Cutting Carbon Pollution, Achieving Climate and Consumer Benefits
The Environmental Protection Agency has proposed rules to limit carbon emissions from existing and new power plants
Power plants are the largest source of U.S. climate altering pollution, responsible for nearly 40 percent of our emissions.
For more than a century, fossil fuel-burning plants have been spewing carbon into the atmosphere without limits, raising the concentration of atmospheric carbon dioxide to dangerous levels. In fact, climate change is already increasing the number of extreme weather events, which will continue to surge if immediate action is not taken to stabilize the climate. That’s why it’s critical that the U.S. government is proposing to put an end to an era of dumping unlimited carbon pollution into our air. Doing so not only will help get our climate pollutants under control, it also sends a message to the global community that the U.S. is serious about addressing the global climate crisis.

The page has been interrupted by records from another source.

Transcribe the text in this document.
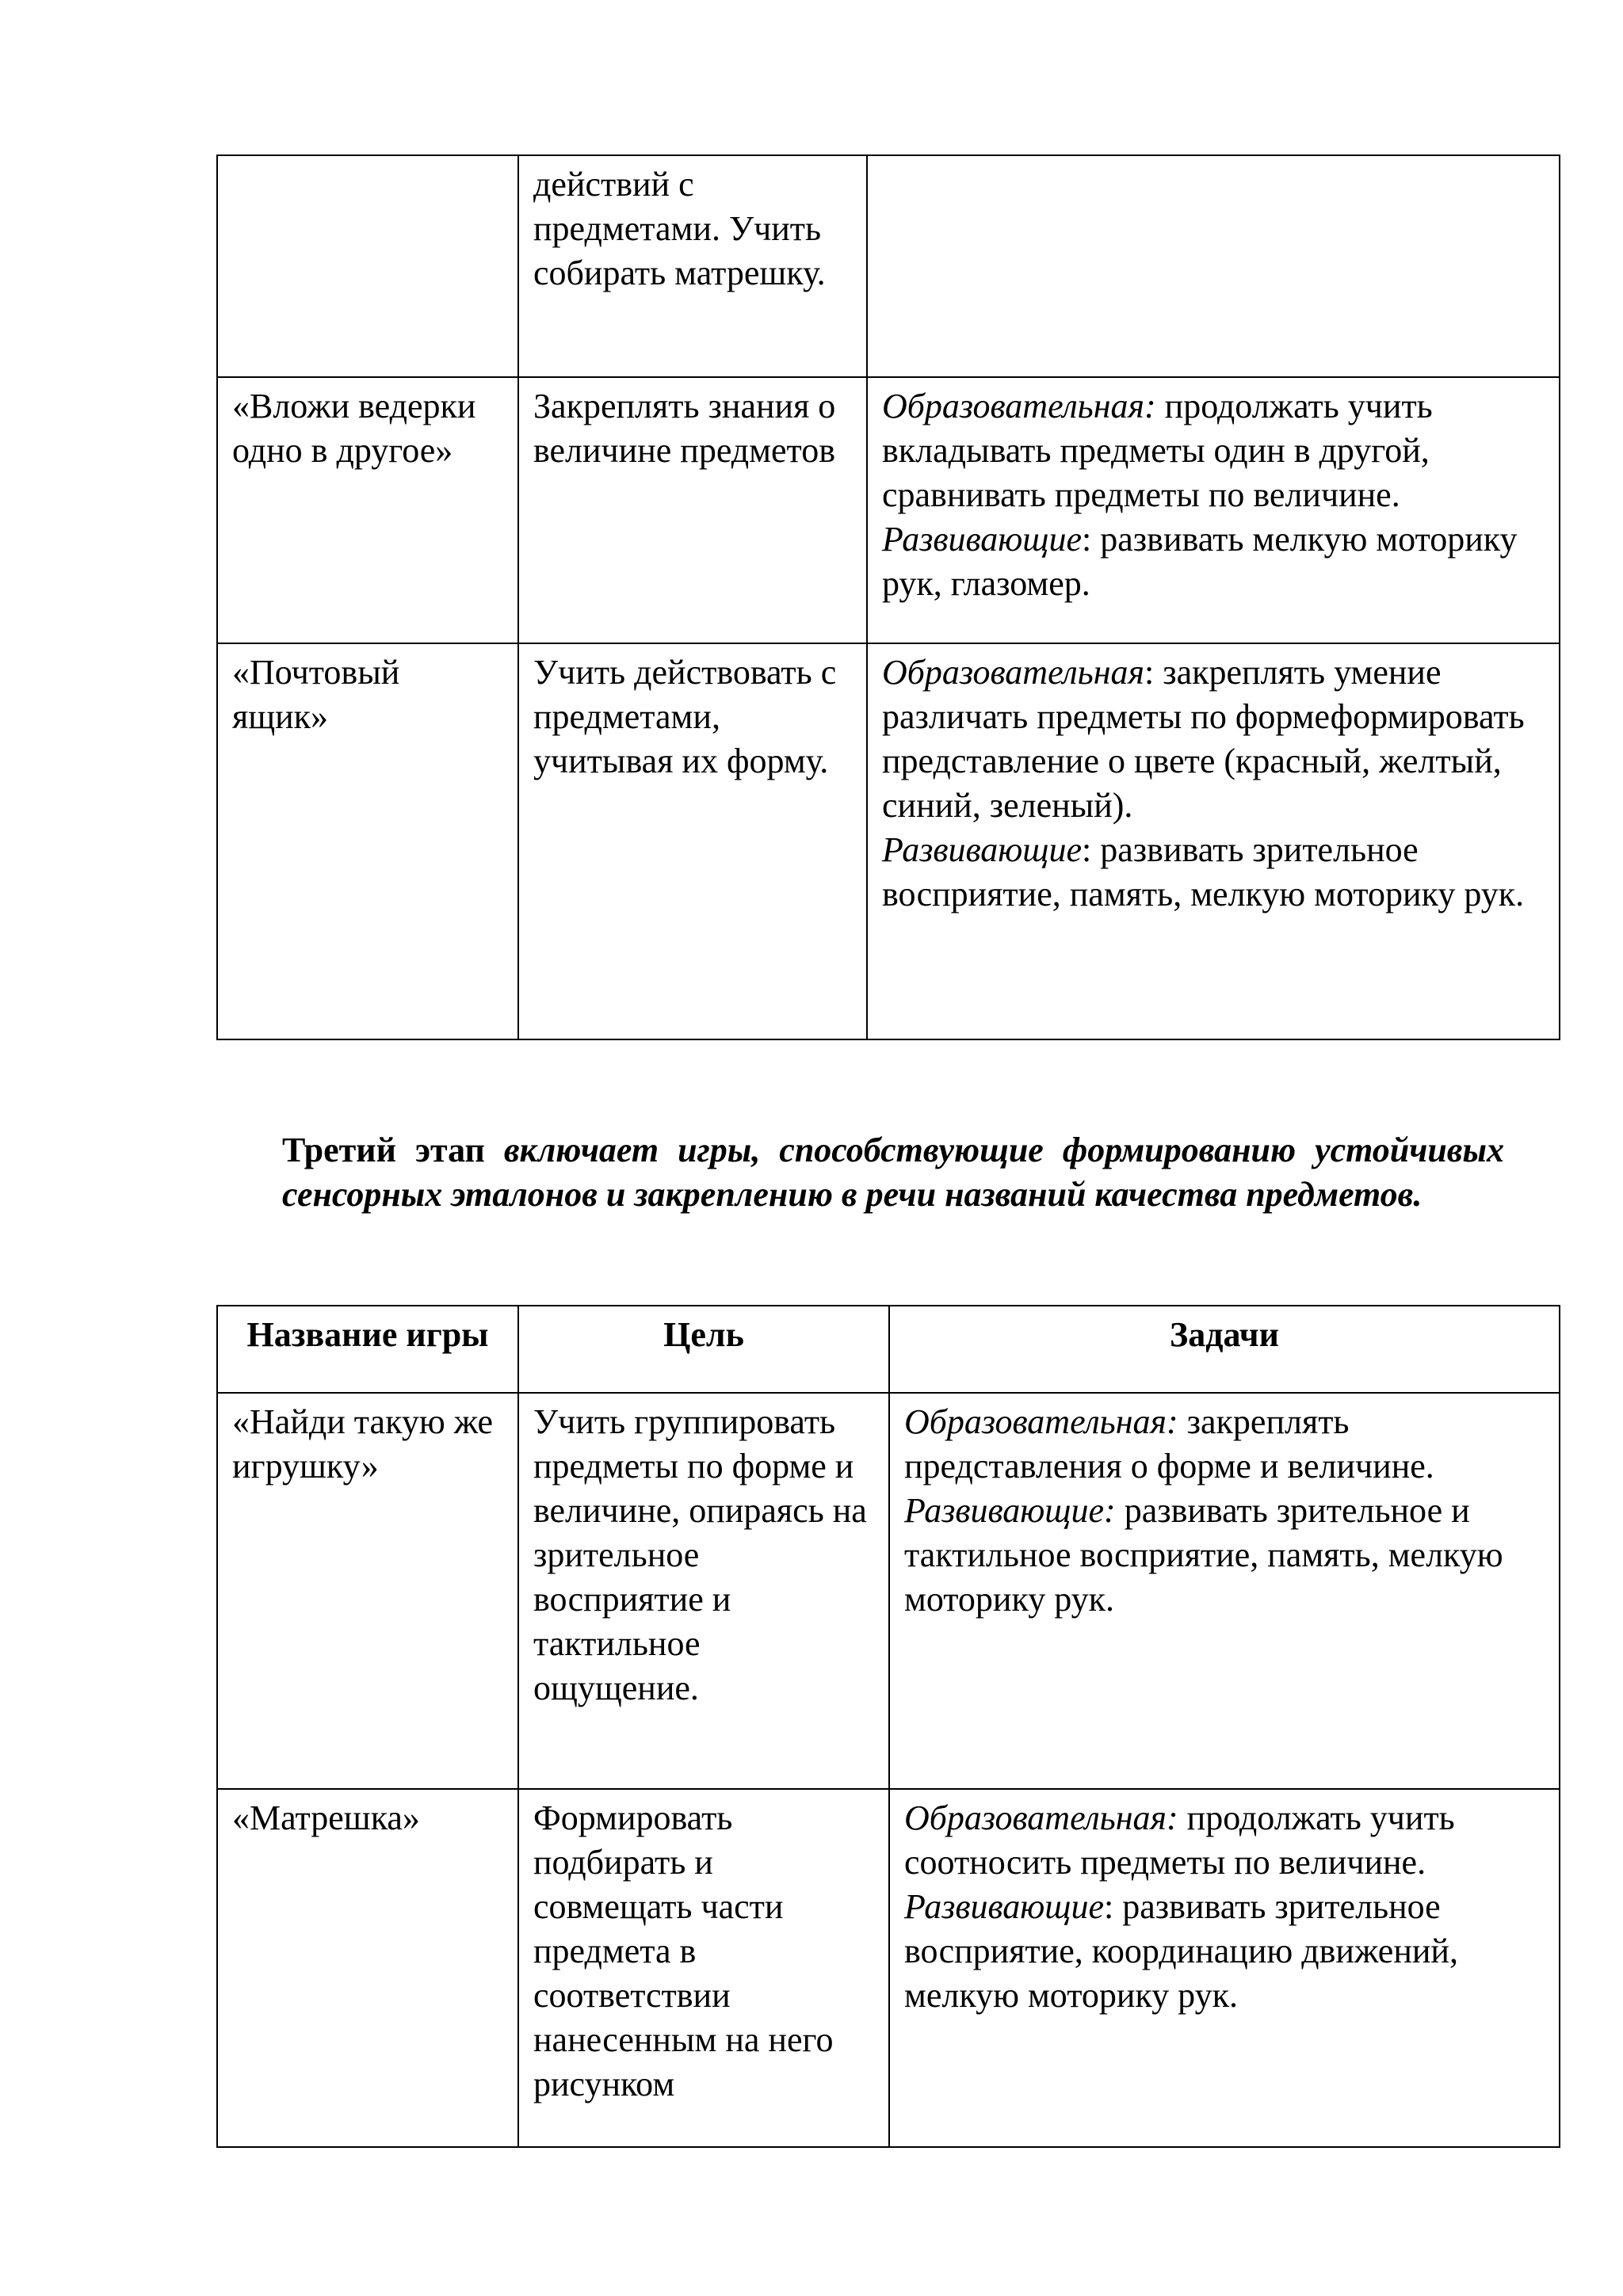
	действий с предметами. Учить собирать матрешку.	
«Вложи ведерки одно в другое»	Закреплять знания о величине предметов	Образовательная: продолжать учить вкладывать предметы один в другой, сравнивать предметы по величине.
Развивающие: развивать мелкую моторику рук, глазомер.

«Почтовый ящик»	Учить действовать с предметами, учитывая их форму.	Образовательная: закреплять умение различать предметы по формеформировать представление о цвете (красный, желтый, синий, зеленый).
Развивающие: развивать зрительное восприятие, память, мелкую моторику рук.
Третий этап включает игры, способствующие формированию устойчивых сенсорных эталонов и закреплению в речи названий качества предметов.
Название игры	Цель	Задачи
«Найди такую же игрушку»	Учить группировать предметы по форме и величине, опираясь на зрительное восприятие и тактильное ощущение.	Образовательная: закреплять представления о форме и величине.
Развивающие: развивать зрительное и тактильное восприятие, память, мелкую моторику рук.

«Матрешка»	Формировать подбирать и совмещать части предмета в соответствии нанесенным на него рисунком	Образовательная: продолжать учить соотносить предметы по величине.
Развивающие: развивать зрительное восприятие, координацию движений, мелкую моторику рук.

At the same time, it offers the long-overdue opportunity to modernize and clean up America’s energy sector, driving both innovation and investment in clean energy and efficiency and giving consumers more choices about how and when they use energy, as well as the type of energy they use.

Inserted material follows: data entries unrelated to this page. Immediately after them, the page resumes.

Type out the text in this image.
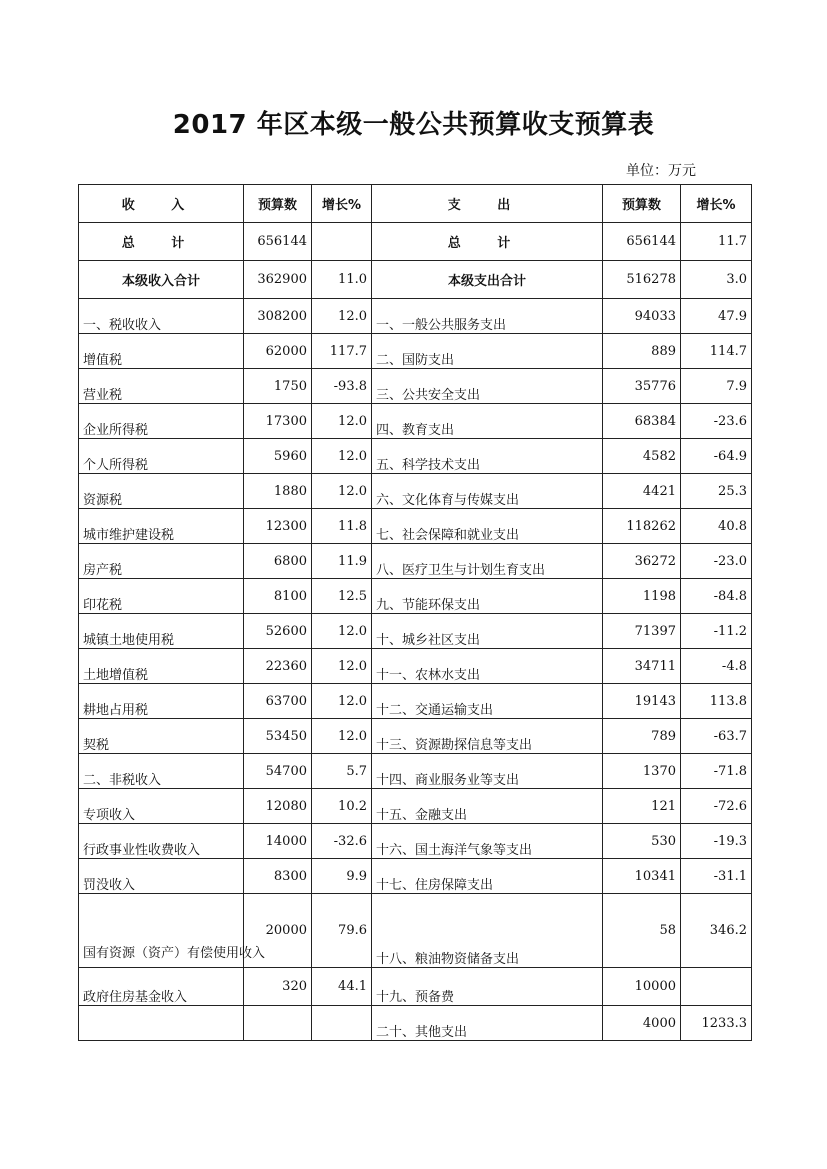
2017 年区本级一般公共预算收支预算表
单位：万元
收 入	预算数	增长%	支 出	预算数	增长%
总 计	656144		总 计	656144	11.7
本级收入合计	362900	11.0	本级支出合计	516278	3.0
一、税收收入	308200	12.0	一、一般公共服务支出	94033	47.9
增值税	62000	117.7	二、国防支出	889	114.7
营业税	1750	-93.8	三、公共安全支出	35776	7.9
企业所得税	17300	12.0	四、教育支出	68384	-23.6
个人所得税	5960	12.0	五、科学技术支出	4582	-64.9
资源税	1880	12.0	六、文化体育与传媒支出	4421	25.3
城市维护建设税	12300	11.8	七、社会保障和就业支出	118262	40.8
房产税	6800	11.9	八、医疗卫生与计划生育支出	36272	-23.0
印花税	8100	12.5	九、节能环保支出	1198	-84.8
城镇土地使用税	52600	12.0	十、城乡社区支出	71397	-11.2
土地增值税	22360	12.0	十一、农林水支出	34711	-4.8
耕地占用税	63700	12.0	十二、交通运输支出	19143	113.8
契税	53450	12.0	十三、资源勘探信息等支出	789	-63.7
二、非税收入	54700	5.7	十四、商业服务业等支出	1370	-71.8
专项收入	12080	10.2	十五、金融支出	121	-72.6
行政事业性收费收入	14000	-32.6	十六、国土海洋气象等支出	530	-19.3
罚没收入	8300	9.9	十七、住房保障支出	10341	-31.1
国有资源（资产）有偿使用收入	20000	79.6	十八、粮油物资储备支出	58	346.2
政府住房基金收入	320	44.1	十九、预备费	10000	
			二十、其他支出	4000	1233.3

The U.S. Environmental Protection Agency (EPA) and states have ample tools to ensure household consumers are protected from unfair price increases during the transition to a clean energy economy. Public Citizen has been working with EPA to identify model state programs that achieve both climate and consumer benefits, and helps implement fair rules that allow families to access cost-competitive rooftop solar and energy efficiency. In fact, the benefits from less carbon pollution are likely to follow the successes of other air-pollution safeguards, which the dirty energy industry falsely predicted would raise energy prices and hurt the economy, rather Clean Air Act safeguards including reduction of sulfur and nitrogen oxides prevents thousands of premature deaths, emergency room visits and asthma attacks each year. The proposed EPA rules for existing and new plants, if written correctly, will be the most important tool we have to reduce climate disruption while protecting consumers’ pocketbook and health.